Religion when taken over by the power-brokers of the world for their own ends has caused many a disaster. But religion allied to compassion, in the minds of a follower, disciple or believer (however you wish to describe yourself), has been the ultimate force for good in the world. (Now that I admit is a challenging statement – and meant to be such!)

I heard Steven Pinker speak about his then new book, Better Angels Of Our Nature, a year of two back. It’s predicated (and brilliantly argued) on the role of violence in human history – how over centuries and millennia we’ve created social and political structures to contain that violence, allowing the creation of stable, or relatively stable, societies and government. (And how violence continues to decline, even allowing for two world wars and many other horrific events.)

Pinker argues that the primacy of reason and enlightenment values from the 18th century onwards allowed empathetic values, not least compassion, to find expression. The pattern of history for me is very different – violence and compassion have existed side by side throughout recorded history – compassion is hardly a recent phenomena, and it’s in the exercise of that compassion that we as human beings have found our greatest fulfilment.

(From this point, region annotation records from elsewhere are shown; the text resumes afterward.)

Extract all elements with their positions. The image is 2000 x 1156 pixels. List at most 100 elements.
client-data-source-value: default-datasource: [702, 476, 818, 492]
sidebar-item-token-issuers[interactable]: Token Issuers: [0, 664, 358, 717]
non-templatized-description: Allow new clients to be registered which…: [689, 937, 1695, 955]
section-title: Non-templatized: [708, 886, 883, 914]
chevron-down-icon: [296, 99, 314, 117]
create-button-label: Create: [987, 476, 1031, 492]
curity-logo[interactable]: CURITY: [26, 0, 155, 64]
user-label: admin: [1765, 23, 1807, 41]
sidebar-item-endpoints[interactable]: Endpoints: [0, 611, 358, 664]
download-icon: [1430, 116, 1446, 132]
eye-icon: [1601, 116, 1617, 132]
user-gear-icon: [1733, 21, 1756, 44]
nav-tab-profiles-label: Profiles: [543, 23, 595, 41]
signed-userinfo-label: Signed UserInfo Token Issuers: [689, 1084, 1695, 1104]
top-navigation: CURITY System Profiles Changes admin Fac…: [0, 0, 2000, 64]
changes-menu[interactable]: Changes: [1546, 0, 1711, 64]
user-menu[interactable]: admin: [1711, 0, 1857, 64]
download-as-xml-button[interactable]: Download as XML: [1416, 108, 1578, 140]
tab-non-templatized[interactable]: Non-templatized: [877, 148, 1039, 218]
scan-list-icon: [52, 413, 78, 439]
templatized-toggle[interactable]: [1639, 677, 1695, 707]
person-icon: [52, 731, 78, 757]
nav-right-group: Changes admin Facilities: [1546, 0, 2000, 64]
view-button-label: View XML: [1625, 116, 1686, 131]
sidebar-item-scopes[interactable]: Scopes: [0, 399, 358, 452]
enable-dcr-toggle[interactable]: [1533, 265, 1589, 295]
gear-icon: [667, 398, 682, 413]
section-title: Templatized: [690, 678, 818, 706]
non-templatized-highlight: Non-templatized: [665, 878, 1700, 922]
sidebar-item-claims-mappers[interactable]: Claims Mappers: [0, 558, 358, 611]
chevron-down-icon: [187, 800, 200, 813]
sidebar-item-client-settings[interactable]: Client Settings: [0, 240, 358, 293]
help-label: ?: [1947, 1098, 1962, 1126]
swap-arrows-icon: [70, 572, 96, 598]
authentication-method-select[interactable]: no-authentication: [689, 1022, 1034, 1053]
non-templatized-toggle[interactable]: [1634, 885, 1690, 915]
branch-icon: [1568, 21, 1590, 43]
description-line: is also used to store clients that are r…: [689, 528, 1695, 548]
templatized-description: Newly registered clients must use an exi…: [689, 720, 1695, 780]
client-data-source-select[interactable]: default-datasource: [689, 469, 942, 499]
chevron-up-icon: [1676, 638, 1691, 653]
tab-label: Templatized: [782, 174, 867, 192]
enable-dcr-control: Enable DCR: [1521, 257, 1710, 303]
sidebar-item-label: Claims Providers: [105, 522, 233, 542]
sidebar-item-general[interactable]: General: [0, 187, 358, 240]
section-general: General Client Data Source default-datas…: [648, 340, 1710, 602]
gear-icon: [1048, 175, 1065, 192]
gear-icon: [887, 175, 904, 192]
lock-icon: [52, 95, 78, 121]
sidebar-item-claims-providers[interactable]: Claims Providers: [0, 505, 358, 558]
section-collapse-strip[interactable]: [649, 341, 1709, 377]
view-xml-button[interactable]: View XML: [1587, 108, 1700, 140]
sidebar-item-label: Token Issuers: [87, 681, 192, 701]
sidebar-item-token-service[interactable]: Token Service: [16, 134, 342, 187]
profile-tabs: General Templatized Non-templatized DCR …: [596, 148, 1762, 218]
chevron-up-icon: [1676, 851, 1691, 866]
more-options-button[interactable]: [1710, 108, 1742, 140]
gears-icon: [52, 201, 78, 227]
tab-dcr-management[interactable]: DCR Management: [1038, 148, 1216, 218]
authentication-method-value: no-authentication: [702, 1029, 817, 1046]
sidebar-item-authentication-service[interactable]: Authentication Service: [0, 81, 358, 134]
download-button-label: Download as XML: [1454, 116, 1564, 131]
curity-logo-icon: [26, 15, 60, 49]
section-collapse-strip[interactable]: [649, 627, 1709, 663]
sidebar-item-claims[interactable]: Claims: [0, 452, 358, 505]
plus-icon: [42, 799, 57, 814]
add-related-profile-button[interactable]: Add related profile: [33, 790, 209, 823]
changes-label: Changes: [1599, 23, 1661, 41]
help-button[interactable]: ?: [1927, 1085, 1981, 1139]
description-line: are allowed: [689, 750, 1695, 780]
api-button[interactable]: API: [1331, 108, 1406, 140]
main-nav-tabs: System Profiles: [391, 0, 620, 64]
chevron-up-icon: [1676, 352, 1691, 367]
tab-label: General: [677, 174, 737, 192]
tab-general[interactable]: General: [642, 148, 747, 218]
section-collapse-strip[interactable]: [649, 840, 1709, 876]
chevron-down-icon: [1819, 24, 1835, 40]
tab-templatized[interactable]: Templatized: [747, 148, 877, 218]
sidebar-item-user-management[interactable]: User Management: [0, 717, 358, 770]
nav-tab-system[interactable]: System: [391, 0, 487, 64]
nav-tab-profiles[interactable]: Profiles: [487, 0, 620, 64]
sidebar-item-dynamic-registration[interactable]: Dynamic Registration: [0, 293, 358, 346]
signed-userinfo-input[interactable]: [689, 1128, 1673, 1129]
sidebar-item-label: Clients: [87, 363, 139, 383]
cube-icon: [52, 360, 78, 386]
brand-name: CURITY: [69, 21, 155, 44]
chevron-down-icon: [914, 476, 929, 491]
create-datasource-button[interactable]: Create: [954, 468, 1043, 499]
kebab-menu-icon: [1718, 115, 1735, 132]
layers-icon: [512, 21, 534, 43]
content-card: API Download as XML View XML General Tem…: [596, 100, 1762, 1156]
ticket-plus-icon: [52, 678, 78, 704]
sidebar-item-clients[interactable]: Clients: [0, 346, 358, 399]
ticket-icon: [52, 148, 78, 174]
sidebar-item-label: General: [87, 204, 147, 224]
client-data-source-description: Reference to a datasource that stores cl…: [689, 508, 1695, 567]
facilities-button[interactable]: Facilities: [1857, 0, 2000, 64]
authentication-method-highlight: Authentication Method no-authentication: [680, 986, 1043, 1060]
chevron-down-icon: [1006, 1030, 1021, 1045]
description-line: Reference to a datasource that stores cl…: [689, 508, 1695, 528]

Compassion and religion have always been closely interconnected. And if you’re a militant atheist, that poses a problem.

My recommendation to Sam Harris would be – get off your podium, stop preaching, and get out there in the world. And if you do, you’ll find yourself working alongside some wonderful people – of all faiths, and none, including humanists. We all work together. We just don’t call each other names.